Achieving President Biden’s new contracting goal will be a giant leap forward and make a big difference for many small businesses and communities across the country, putting an extra $50 billion into the hands of America’s small, disadvantaged businesses over the next five years.
SBA is rising to the President’s challenge.
We’re disaggregating federal contracting data to track equity across racial and ethnic categories, and advancing reforms that will increase transparency, encourage accountability and, most importantly, drive inclusion in the U.S. government’s small business contracting system.

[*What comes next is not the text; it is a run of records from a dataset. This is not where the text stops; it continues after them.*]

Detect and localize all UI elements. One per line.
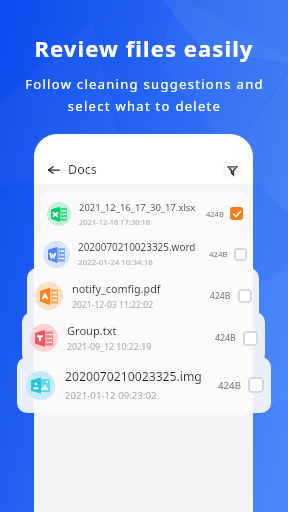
staticText: 424B	[206, 209, 224, 219]
button[interactable]: 2020070210023325.word	[36, 229, 253, 279]
staticText: 2021-12-03 11:22:02	[72, 299, 154, 311]
staticText: 2021-12-16 17:30:18	[79, 217, 151, 227]
staticText: 2020070210023325.word	[78, 240, 196, 254]
staticText: 424B	[215, 332, 236, 344]
button[interactable]: Group.txt	[22, 312, 265, 364]
staticText: 2021_12_16_17_30_17.xlsx	[79, 201, 196, 214]
button[interactable]: Select file	[234, 248, 247, 261]
staticText: Follow cleaning suggestions and select w…	[25, 75, 264, 115]
button[interactable]: Back	[47, 163, 61, 177]
button[interactable]: 2021_12_16_17_30_17.xlsx	[40, 191, 249, 236]
staticText: 2022-01-24 10:34:16	[78, 257, 153, 268]
button[interactable]: Select file	[238, 289, 252, 303]
button[interactable]: 2020070210023325.img	[17, 357, 271, 413]
staticText: 2021-01-12 09:23:02	[65, 389, 157, 402]
button[interactable]: Select file	[243, 331, 258, 346]
button[interactable]: Select file	[230, 207, 243, 220]
staticText: 2021-09_12 10:22:19	[67, 341, 152, 353]
button[interactable]: notify_comfig.pdf	[27, 268, 259, 323]
staticText: Review files easily	[34, 33, 254, 63]
staticText: 2020070210023325.img	[65, 368, 202, 385]
staticText: 424B	[209, 249, 228, 260]
staticText: notify_comfig.pdf	[72, 281, 161, 296]
staticText: Group.txt	[67, 323, 117, 338]
staticText: 424B	[218, 379, 241, 392]
staticText: Docs	[68, 161, 97, 178]
button[interactable]: Filter	[222, 160, 242, 180]
staticText: 424B	[210, 290, 231, 302]
button[interactable]: Select file	[248, 377, 264, 393]
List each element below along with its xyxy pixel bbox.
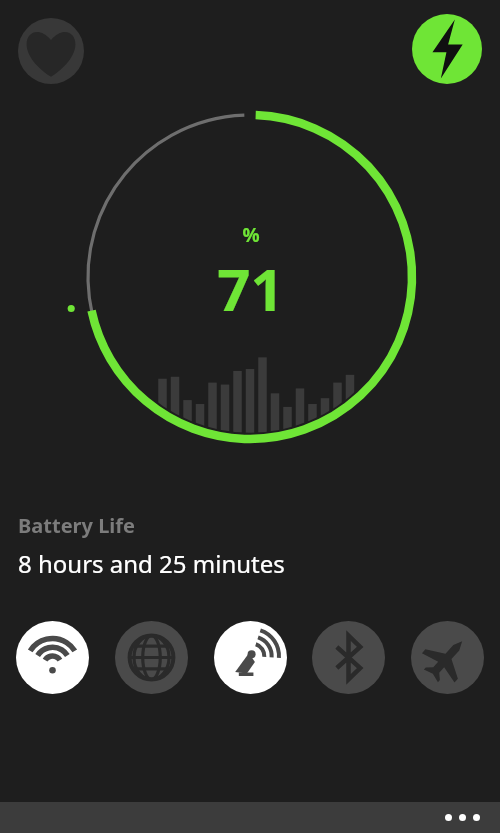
- button[interactable]: Airplane mode: [411, 621, 484, 694]
- button[interactable]: Wi-Fi: [16, 621, 89, 694]
- button[interactable]: Favorite: [18, 18, 84, 84]
- button[interactable]: Bluetooth: [312, 621, 385, 694]
- button[interactable]: More options: [439, 808, 486, 827]
- button[interactable]: Mobile data: [115, 621, 188, 694]
- button[interactable]: Location: [214, 621, 287, 694]
- staticText: 8 hours and 25 minutes: [18, 547, 285, 580]
- staticText: Battery Life: [18, 512, 135, 539]
- staticText: %: [242, 222, 260, 248]
- button[interactable]: Charging: [412, 14, 482, 84]
- staticText: 71: [217, 249, 284, 328]
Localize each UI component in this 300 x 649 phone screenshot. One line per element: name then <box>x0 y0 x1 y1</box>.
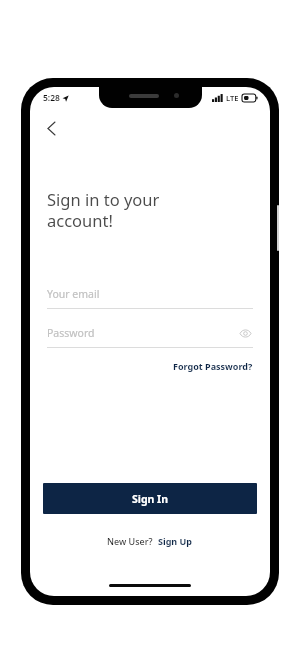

Included in these reforms is an effort to make certain that “category management,” a government-wide initiative to strategically source commonly purchased goods and services, doesn’t shut out small businesses. We want to make it easier for more small businesses owned by people of color, women and veterans, to do business with the federal government.
To support these improvements, the Biden-Harris administration is now directing over 40,000 federal contracting officers across several federal agencies to spend tens of billions of dollars more with small, disadvantaged businesses.
In other words, America is about to shop small in a very big way and put equity at the heart of how we do business.
We’re moving to implement these changes quickly to position small businesses for vast opportunities ahead. With the unprecedented opportunities created by the Infrastructure Investment and Jobs Act’s $1.2 trillion in historic investments to upgrade America’s transportation, water, energy and broadband systems, we need to make sure all of our small businesses can get in the door to compete.
The U.S. government spends $560 billion a year on federal acquisitions of products and services – we must ensure those taxpayer dollars are being used to fortify entrepreneurship, innovation and domestic supply chains, and in the process strengthen our democracy by creating equitable pathways to the American dream.
We’re making big changes to deliver on President Biden’s vision and open federal contracting to America’s emerging entrepreneurs. Food, data analytics, solar cells, military uniforms, life-saving biotechnologies and even flowers – the federal government buys it all to fortify America today and tomorrow. We need all our great ideas from everywhere and anywhere working hard for us. And, today, we’re more committed than ever to ensuring the federal government shops small to help our nation build back better than ever.
Isabella Casillas Guzman is the 27th Administrator of the U.S. Small Business Administration.